As the clear front-runner, Trump is drawing support from across the GOP as the critical South Carolina primary approaches on Saturday. But, from the start, his strength has been rooted in his extraordinary hold on Republicans without a college education. In the crowded New Hampshire primary, he won fully 42 percent of them, more than his next three closest competitors combined, according to exit polls.
Whites without a college degree, who began realigning away from the Democratic Party in the 1960s, are arguably now the GOP’s most important constituency. In every presidential election since 1996, they have provided 49 to 55 percent of the votes won by the GOP presidential nominee—even though non-college whites over that period have shrunk from about half of all voters to only about one-third.
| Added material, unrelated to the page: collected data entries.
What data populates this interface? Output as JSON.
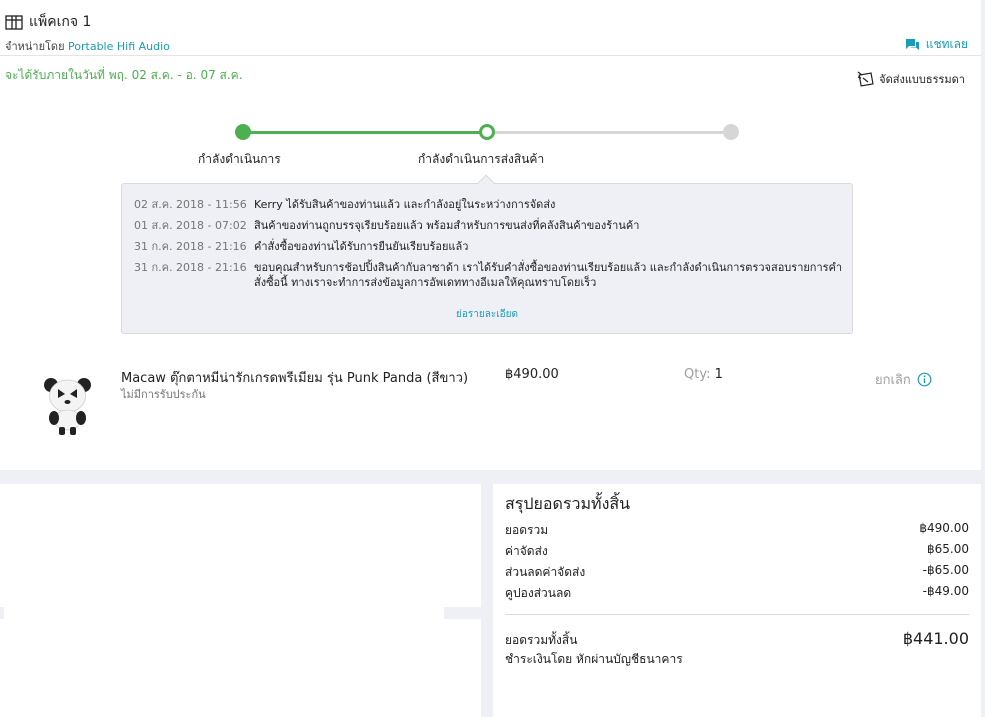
{
  "package": {
    "title": "แพ็คเกจ 1",
    "seller_prefix": "จำหน่ายโดย",
    "seller_name": "Portable Hifi Audio",
    "chat_label": "แชทเลย"
  },
  "delivery": {
    "eta": "จะได้รับภายในวันที่ พฤ. 02 ส.ค. - อ. 07 ส.ค.",
    "method": "จัดส่งแบบธรรมดา"
  },
  "progress": {
    "steps": [
      {
        "label": "กำลังดำเนินการ"
      },
      {
        "label": "กำลังดำเนินการส่งสินค้า"
      },
      {
        "label": ""
      }
    ],
    "current_step": 2
  },
  "timeline": {
    "events": [
      {
        "time": "02 ส.ค. 2018 - 11:56",
        "text": "Kerry ได้รับสินค้าของท่านแล้ว และกำลังอยู่ในระหว่างการจัดส่ง"
      },
      {
        "time": "01 ส.ค. 2018 - 07:02",
        "text": "สินค้าของท่านถูกบรรจุเรียบร้อยแล้ว พร้อมสำหรับการขนส่งที่คลังสินค้าของร้านค้า"
      },
      {
        "time": "31 ก.ค. 2018 - 21:16",
        "text": "คำสั่งซื้อของท่านได้รับการยืนยันเรียบร้อยแล้ว"
      },
      {
        "time": "31 ก.ค. 2018 - 21:16",
        "text": "ขอบคุณสำหรับการช้อปปิ้งสินค้ากับลาซาด้า เราได้รับคำสั่งซื้อของท่านเรียบร้อยแล้ว และกำลังดำเนินการตรวจสอบรายการคำสั่งซื้อนี้ ทางเราจะทำการส่งข้อมูลการอัพเดททางอีเมลให้คุณทราบโดยเร็ว"
      }
    ],
    "collapse_label": "ย่อรายละเอียด"
  },
  "item": {
    "name": "Macaw ตุ๊กตาหมีน่ารักเกรดพรีเมียม รุ่น Punk Panda (สีขาว)",
    "warranty": "ไม่มีการรับประกัน",
    "price": "฿490.00",
    "qty_label": "Qty:",
    "qty_value": "1",
    "cancel_label": "ยกเลิก"
  },
  "summary": {
    "title": "สรุปยอดรวมทั้งสิ้น",
    "rows": [
      {
        "label": "ยอดรวม",
        "value": "฿490.00"
      },
      {
        "label": "ค่าจัดส่ง",
        "value": "฿65.00"
      },
      {
        "label": "ส่วนลดค่าจัดส่ง",
        "value": "-฿65.00"
      },
      {
        "label": "คูปองส่วนลด",
        "value": "-฿49.00"
      }
    ],
    "total_label": "ยอดรวมทั้งสิ้น",
    "total_value": "฿441.00",
    "payment": "ชำระเงินโดย หักผ่านบัญชีธนาคาร"
  },
  "colors": {
    "accent": "#1a9cb7",
    "success": "#4caf50",
    "muted": "#9e9e9e",
    "background": "#eff0f5"
  }
}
They played equally crucial roles in the 2008 and 2012 Republican presidential primaries, casting about half the votes.
Yet no GOP presidential contender more formidable than the conservative commentator Patrick J. Buchanan in 1996 or former Senator Rick Santorum in 2012, neither of whom came close to winning, has aimed his agenda squarely at those voters. In style and substance, John McCain and Mitt Romney, the 2008 and 2012 nominees, more represented the party’s managerial white-collar wing. Trump has decisively broken that pattern with a bristling, insular message that attacks both domestic elites and foreign influences, from Mexican immigrants to Chinese manufacturers.